You get so accustomed to the buildings here being in various stages of decrepitude that you become rather lax in looking at them. You see, but you do not observe. The particular example that comes to mind concerns a seemingly amorphous glob of concrete or stone or something hard above the door of the building just across the street from us. I say “seemingly amorphous,” because Lino suddenly recognized its morph the other day.
“Oh look,” he said. “That was a house where a gerarch lived.” Unlike the usual formula, this was not a reference to someone from his past. But it was certainly from the past. Specifically, from the year beginning October 29, 1926 and ending October 28, 1927, otherwise known as “Anno V,” or Year 5, of the Fascist era.
The clump of material, now that I look closer, retains the outlines of the fasces with the axe-blade which was the primary symbol of the National Fascist Party.
As for the gerarchs, there were 12 ranks ranging from the Secretary of the party to a humble “capo nucleo,” or head of a unit. I haven’t pursued the subject any further than this, though I’m guessing that it was not the Secretary of the party who lived out here on the fringe of civilization.
Over time, I’ve noticed (with Lino’s help, usually) a few other traces of the period between 1921 and 1943. Pictures follow with what bits of elucidation I can provide.

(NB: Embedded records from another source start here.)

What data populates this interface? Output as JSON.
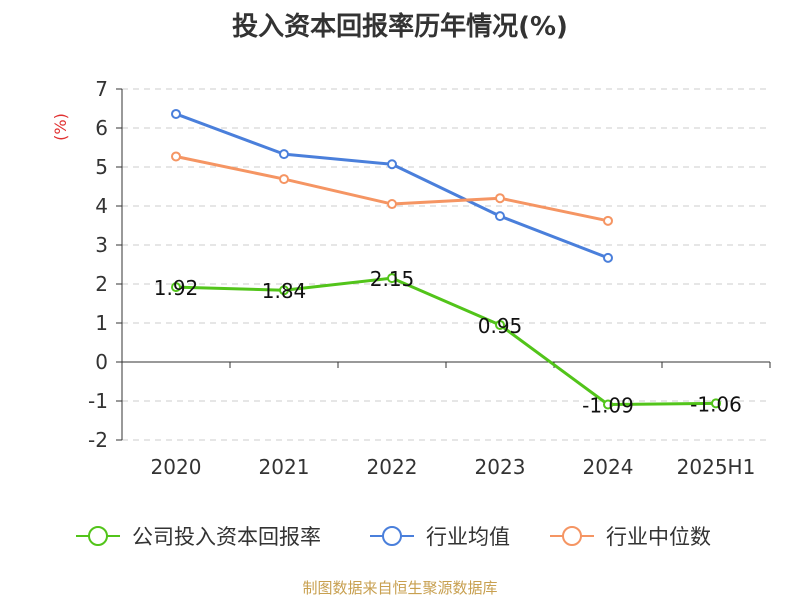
{
  "chart_data": {
    "type": "line",
    "title": "投入资本回报率历年情况(%)",
    "ylabel": "(%)",
    "xlabel": "",
    "categories": [
      "2020",
      "2021",
      "2022",
      "2023",
      "2024",
      "2025H1"
    ],
    "ylim": [
      -2,
      7
    ],
    "yticks": [
      "7",
      "6",
      "5",
      "4",
      "3",
      "2",
      "1",
      "0",
      "-1",
      "-2"
    ],
    "grid": true,
    "legend_position": "bottom",
    "series": [
      {
        "name": "公司投入资本回报率",
        "color": "#52c41a",
        "values": [
          1.92,
          1.84,
          2.15,
          0.95,
          -1.09,
          -1.06
        ],
        "labels": [
          "1.92",
          "1.84",
          "2.15",
          "0.95",
          "-1.09",
          "-1.06"
        ]
      },
      {
        "name": "行业均值",
        "color": "#4a7fdb",
        "values": [
          6.36,
          5.33,
          5.07,
          3.74,
          2.67,
          null
        ]
      },
      {
        "name": "行业中位数",
        "color": "#f59563",
        "values": [
          5.27,
          4.69,
          4.05,
          4.2,
          3.62,
          null
        ]
      }
    ]
  },
  "source": "制图数据来自恒生聚源数据库",
  "colors": {
    "axis": "#333333",
    "grid": "#cccccc",
    "ylabel": "#e03030",
    "source": "#c8a050"
  }
}
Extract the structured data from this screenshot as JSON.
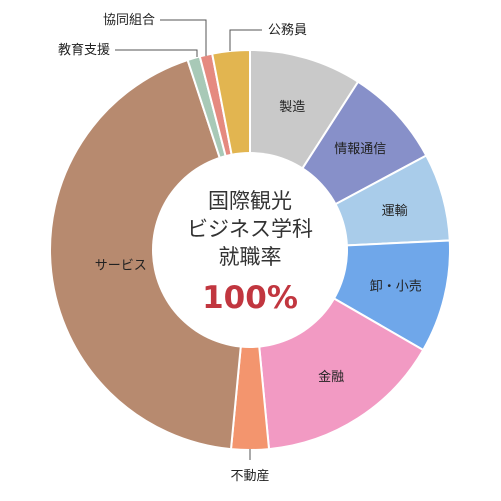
{
  "chart_data": {
    "type": "pie",
    "categories": [
      "製造",
      "情報通信",
      "運輸",
      "卸・小売",
      "金融",
      "不動産",
      "サービス",
      "教育支援",
      "協同組合",
      "公務員"
    ],
    "values": [
      9,
      8,
      7,
      9,
      15,
      3,
      43,
      1,
      1,
      3
    ],
    "colors": [
      "#c9c9c9",
      "#8790c9",
      "#a9ccea",
      "#6fa7ea",
      "#f29ac3",
      "#f3956e",
      "#b78a6f",
      "#a8c9b7",
      "#e58a80",
      "#e2b550"
    ],
    "start_category": "製造",
    "direction": "clockwise",
    "inner_label_categories": [
      "製造",
      "情報通信",
      "運輸",
      "卸・小売",
      "金融",
      "サービス"
    ],
    "outer_label_categories": [
      "不動産",
      "教育支援",
      "協同組合",
      "公務員"
    ],
    "center_title": [
      "国際観光",
      "ビジネス学科",
      "就職率"
    ],
    "center_value": "100%"
  }
}
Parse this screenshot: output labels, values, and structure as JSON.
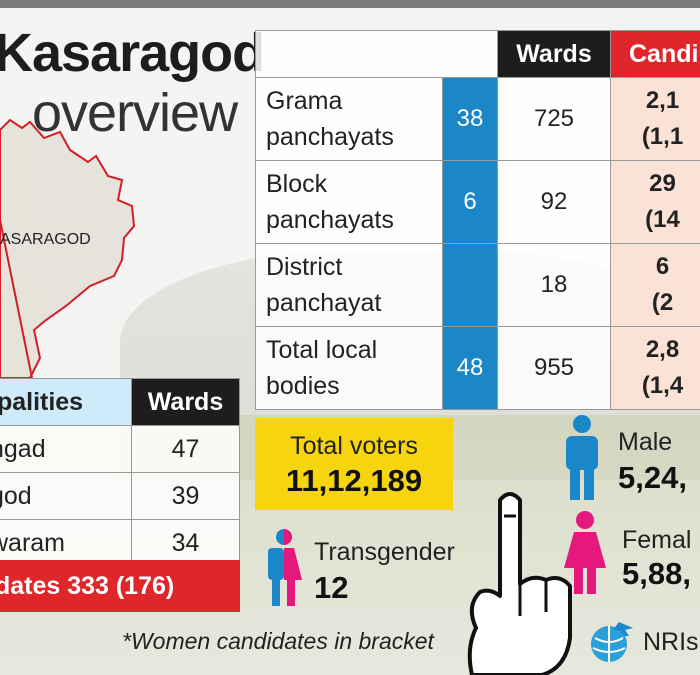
{
  "title": {
    "line1": "Kasaragod",
    "line2": "overview"
  },
  "map": {
    "label": "ASARAGOD",
    "fill": "#e6e3dc",
    "border": "#d21f26"
  },
  "panchayat_table": {
    "headers": {
      "wards": "Wards",
      "candidates": "Candi"
    },
    "rows": [
      {
        "name_line1": "Grama",
        "name_line2": "panchayats",
        "count": "38",
        "wards": "725",
        "candidates_line1": "2,1",
        "candidates_line2": "(1,1"
      },
      {
        "name_line1": "Block",
        "name_line2": "panchayats",
        "count": "6",
        "wards": "92",
        "candidates_line1": "29",
        "candidates_line2": "(14"
      },
      {
        "name_line1": "District",
        "name_line2": "panchayat",
        "count": "",
        "wards": "18",
        "candidates_line1": "6",
        "candidates_line2": "(2"
      },
      {
        "name_line1": "Total local",
        "name_line2": "bodies",
        "count": "48",
        "wards": "955",
        "candidates_line1": "2,8",
        "candidates_line2": "(1,4"
      }
    ]
  },
  "municipality_table": {
    "headers": {
      "name": "ipalities",
      "wards": "Wards"
    },
    "rows": [
      {
        "name": "ngad",
        "wards": "47"
      },
      {
        "name": "god",
        "wards": "39"
      },
      {
        "name": "waram",
        "wards": "34"
      }
    ],
    "footer": "idates 333 (176)"
  },
  "voters": {
    "label": "Total voters",
    "value": "11,12,189"
  },
  "male": {
    "label": "Male",
    "value": "5,24,"
  },
  "female": {
    "label": "Femal",
    "value": "5,88,"
  },
  "transgender": {
    "label": "Transgender",
    "value": "12"
  },
  "note": "*Women candidates in bracket",
  "nri": {
    "label": "NRIs"
  },
  "colors": {
    "blue": "#1b86c8",
    "red": "#e0262b",
    "yellow": "#f6d50f",
    "pink": "#e5197d",
    "dark": "#1d1d1d"
  }
}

Here is what I have managed to learn about “Roma intangibile.” The expression seems to have resulted from a mashup of events and remarks. We begin with the “Capture of Rome” (“Breccia di Porta Pia“), on September 20, 1870. It was the final event of the Risorgimento; the Papal States were defeated, and the way was open to the unification of Italy under its first king, Vittorio Emmanuele II.

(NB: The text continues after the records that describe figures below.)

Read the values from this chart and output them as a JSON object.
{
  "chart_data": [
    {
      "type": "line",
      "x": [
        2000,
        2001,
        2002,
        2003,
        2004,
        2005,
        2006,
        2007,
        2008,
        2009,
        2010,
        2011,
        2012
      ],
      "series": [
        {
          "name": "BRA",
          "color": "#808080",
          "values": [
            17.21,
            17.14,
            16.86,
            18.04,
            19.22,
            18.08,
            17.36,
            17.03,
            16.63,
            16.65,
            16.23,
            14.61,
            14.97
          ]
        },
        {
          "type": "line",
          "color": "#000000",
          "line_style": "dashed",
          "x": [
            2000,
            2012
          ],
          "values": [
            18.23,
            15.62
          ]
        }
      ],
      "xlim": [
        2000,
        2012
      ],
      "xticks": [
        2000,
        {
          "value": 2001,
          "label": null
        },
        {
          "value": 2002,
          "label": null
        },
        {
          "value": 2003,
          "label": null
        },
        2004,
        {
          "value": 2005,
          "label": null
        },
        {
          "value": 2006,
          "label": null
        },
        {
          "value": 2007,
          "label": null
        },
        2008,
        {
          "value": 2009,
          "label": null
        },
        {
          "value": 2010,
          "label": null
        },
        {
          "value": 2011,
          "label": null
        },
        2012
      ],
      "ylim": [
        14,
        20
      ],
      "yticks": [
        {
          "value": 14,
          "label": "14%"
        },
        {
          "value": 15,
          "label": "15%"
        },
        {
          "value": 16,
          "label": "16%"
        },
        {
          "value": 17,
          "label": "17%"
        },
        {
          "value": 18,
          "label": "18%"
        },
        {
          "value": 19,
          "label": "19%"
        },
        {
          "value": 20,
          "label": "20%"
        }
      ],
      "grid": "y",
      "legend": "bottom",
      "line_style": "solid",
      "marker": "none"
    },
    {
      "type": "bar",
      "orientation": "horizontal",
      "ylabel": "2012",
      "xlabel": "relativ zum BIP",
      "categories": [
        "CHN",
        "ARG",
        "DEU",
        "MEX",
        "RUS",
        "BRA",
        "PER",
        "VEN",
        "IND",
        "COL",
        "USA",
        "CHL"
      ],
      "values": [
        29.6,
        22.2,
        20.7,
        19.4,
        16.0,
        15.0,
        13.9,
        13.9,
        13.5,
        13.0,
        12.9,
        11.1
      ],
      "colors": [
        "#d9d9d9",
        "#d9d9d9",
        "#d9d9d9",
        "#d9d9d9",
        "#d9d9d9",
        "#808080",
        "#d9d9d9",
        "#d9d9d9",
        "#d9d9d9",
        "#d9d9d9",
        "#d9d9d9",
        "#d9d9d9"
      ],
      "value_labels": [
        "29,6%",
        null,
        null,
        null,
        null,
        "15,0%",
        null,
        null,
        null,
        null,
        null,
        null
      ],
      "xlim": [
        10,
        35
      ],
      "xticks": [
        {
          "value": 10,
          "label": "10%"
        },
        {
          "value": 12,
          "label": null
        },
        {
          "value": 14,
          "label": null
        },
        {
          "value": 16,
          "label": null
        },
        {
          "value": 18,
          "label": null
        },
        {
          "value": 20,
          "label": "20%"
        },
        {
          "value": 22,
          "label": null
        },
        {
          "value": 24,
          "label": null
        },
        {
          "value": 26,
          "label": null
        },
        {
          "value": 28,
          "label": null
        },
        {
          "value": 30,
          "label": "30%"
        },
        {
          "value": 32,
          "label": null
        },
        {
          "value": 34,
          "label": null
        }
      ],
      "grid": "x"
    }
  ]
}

In 1875, Umberto I (King of Italy from 1878-1900) referred to Rome as the “unbreakable seal of Italian unity.” In 1886, he used the term “Rome, an intangible conquest.” (This deserves much explanation and exegesis, which is beyond me. Just stay with me here.) It is at that point that the principle of “Intangible Rome” entered history.
The phrase caught on; in fact, it became so popular that in 1895 a certain Carlo Bartezaghi, an enterprising industrialist from Milan, created a bronze medal showing the she-wolf (symbol of Rome) and the motto “Roma Intangibile.” He led people to believe that it was an ancient object and managed to fool a number of numismatic experts for a while, but that’s beside our point. The term became part of the popular lexicon.

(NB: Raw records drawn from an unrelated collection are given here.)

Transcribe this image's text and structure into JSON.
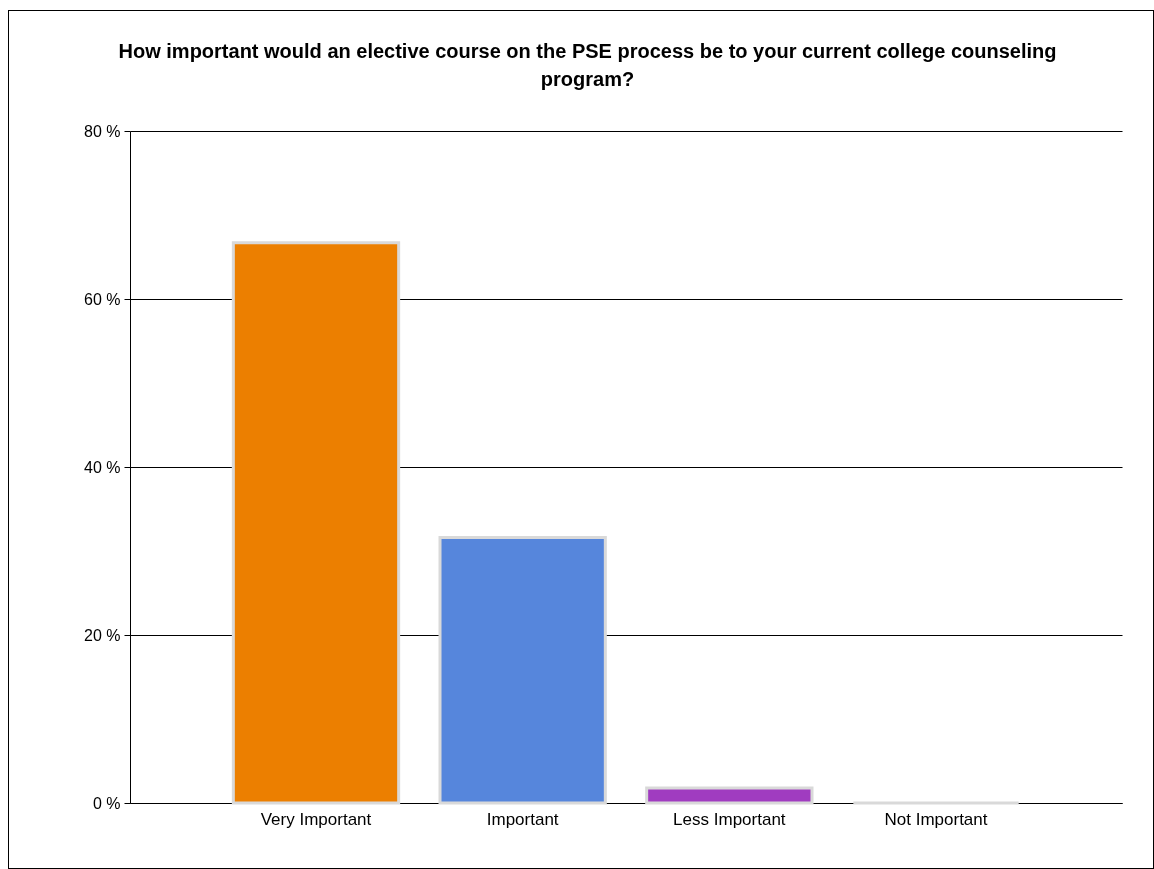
{
  "chart_data": {
    "type": "bar",
    "title": "How important would an elective course on the PSE process be to your current college counseling program?",
    "categories": [
      "Very Important",
      "Important",
      "Less Important",
      "Not Important"
    ],
    "values": [
      66.7,
      31.6,
      1.8,
      0
    ],
    "colors": [
      "#ec7f00",
      "#5686dc",
      "#a03cc0",
      "#d9d9d9"
    ],
    "ylim": [
      0,
      80
    ],
    "yticks": [
      {
        "value": 0,
        "label": "0 %"
      },
      {
        "value": 20,
        "label": "20 %"
      },
      {
        "value": 40,
        "label": "40 %"
      },
      {
        "value": 60,
        "label": "60 %"
      },
      {
        "value": 80,
        "label": "80 %"
      }
    ],
    "grid": "y",
    "legend": false
  }
}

In 1900, Vittorio Emmanuele III, in his first proclamation to the Italian people, recalled “…the unity of the Fatherland that is epitomized in the name of Roma intangibile, symbol of greatness and pledge of integrity for Italy.”
Fading monuments have such a melancholy aspect, not so much because they’re fading but because they used to matter, sometimes a lot, and now they’re fading.